Maroc : Repenser l’école pour un avenir durable

 

L’éducation est le socle de toute nation prospère. Mais lorsqu’elle peine à répondre aux exigences du marché du travail, elle devient un frein plutôt qu’un levier d’émancipation. Comment alors adapter notre système éducatif aux défis d’un monde en mutation ?

 

Le problème du chômage au Maroc n’est pas qu’une affaire de chiffres. Il est le miroir d’un mal plus profond, celui d’un enseignement qui tourne à vide, d’une formation qui ne forme pas, d’un système qui diplôme sans réellement outiller. 

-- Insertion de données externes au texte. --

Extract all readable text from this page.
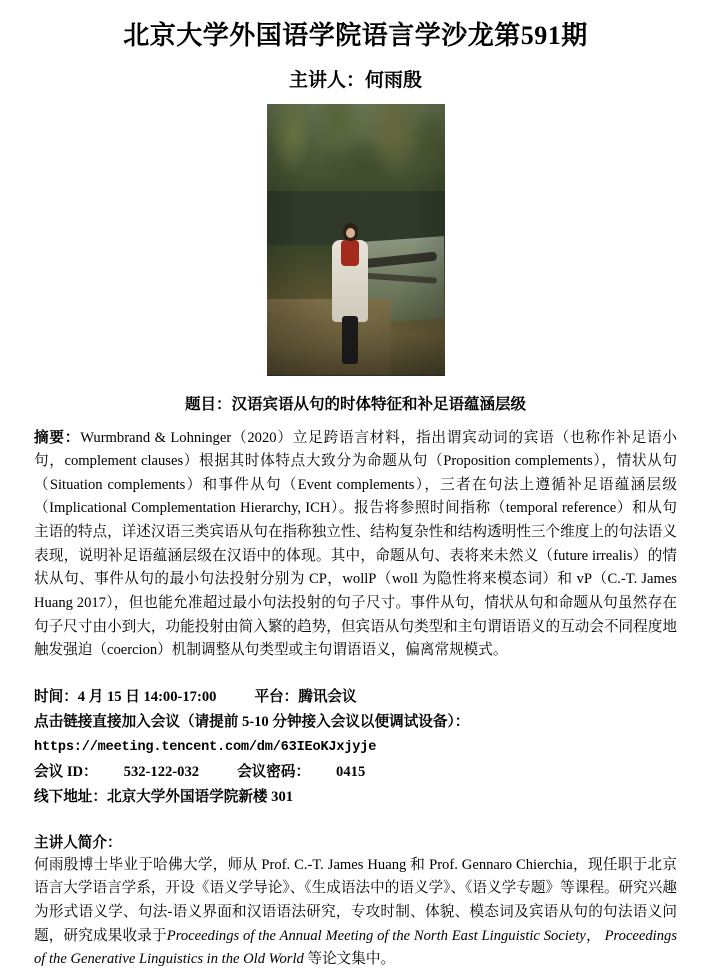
北京大学外国语学院语言学沙龙第591期
主讲人：何雨殷
题目：汉语宾语从句的时体特征和补足语蕴涵层级
摘要：Wurmbrand & Lohninger（2020）立足跨语言材料，指出谓宾动词的宾语（也称作补足语小句，complement clauses）根据其时体特点大致分为命题从句（Proposition complements），情状从句（Situation complements）和事件从句（Event complements），三者在句法上遵循补足语蕴涵层级（Implicational Complementation Hierarchy, ICH）。报告将参照时间指称（temporal reference）和从句主语的特点，详述汉语三类宾语从句在指称独立性、结构复杂性和结构透明性三个维度上的句法语义表现，说明补足语蕴涵层级在汉语中的体现。其中，命题从句、表将来未然义（future irrealis）的情状从句、事件从句的最小句法投射分别为 CP，wollP（woll 为隐性将来模态词）和 vP（C.-T. James Huang 2017），但也能允准超过最小句法投射的句子尺寸。事件从句，情状从句和命题从句虽然存在句子尺寸由小到大，功能投射由简入繁的趋势，但宾语从句类型和主句谓语语义的互动会不同程度地触发强迫（coercion）机制调整从句类型或主句谓语语义，偏离常规模式。
时间：4 月 15 日 14:00-17:00	平台：腾讯会议
点击链接直接加入会议（请提前 5-10 分钟接入会议以便调试设备）：
https://meeting.tencent.com/dm/63IEoKJxjyje
会议 ID： 532-122-032	会议密码： 0415
线下地址：北京大学外国语学院新楼 301
主讲人简介：
何雨殷博士毕业于哈佛大学，师从 Prof. C.-T. James Huang 和 Prof. Gennaro Chierchia，现任职于北京语言大学语言学系，开设《语义学导论》、《生成语法中的语义学》、《语义学专题》等课程。研究兴趣为形式语义学、句法-语义界面和汉语语法研究，专攻时制、体貌、模态词及宾语从句的句法语义问题，研究成果收录于Proceedings of the Annual Meeting of the North East Linguistic Society， Proceedings of the Generative Linguistics in the Old World 等论文集中。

Othmane, comme tant d'autres, en a fait l'amère expérience. Après un parcours académique régulier – bac en sciences économiques, licence en gestion des entreprises – il était persuadé que ses efforts finiraient par payer. Mais une fois confronté à la réalité professionnelle, la désillusion frappe. Deux ans plus tard, il enchaîne les candidatures sans réponse, conscient du fossé entre les compétences acquises et les attentes des employeurs. 

Son histoire n’est pas un cas isolé. Tant que l’école restera un monde à part, déconnectée des dynamiques économiques, nous continuerons à diplômer des jeunes en quête d’un emploi introuvable. Depuis l’école primaire, l’enseignement repose sur une transmission verticale du savoir, mettant l’accent sur la répétition plutôt que sur la réflexion.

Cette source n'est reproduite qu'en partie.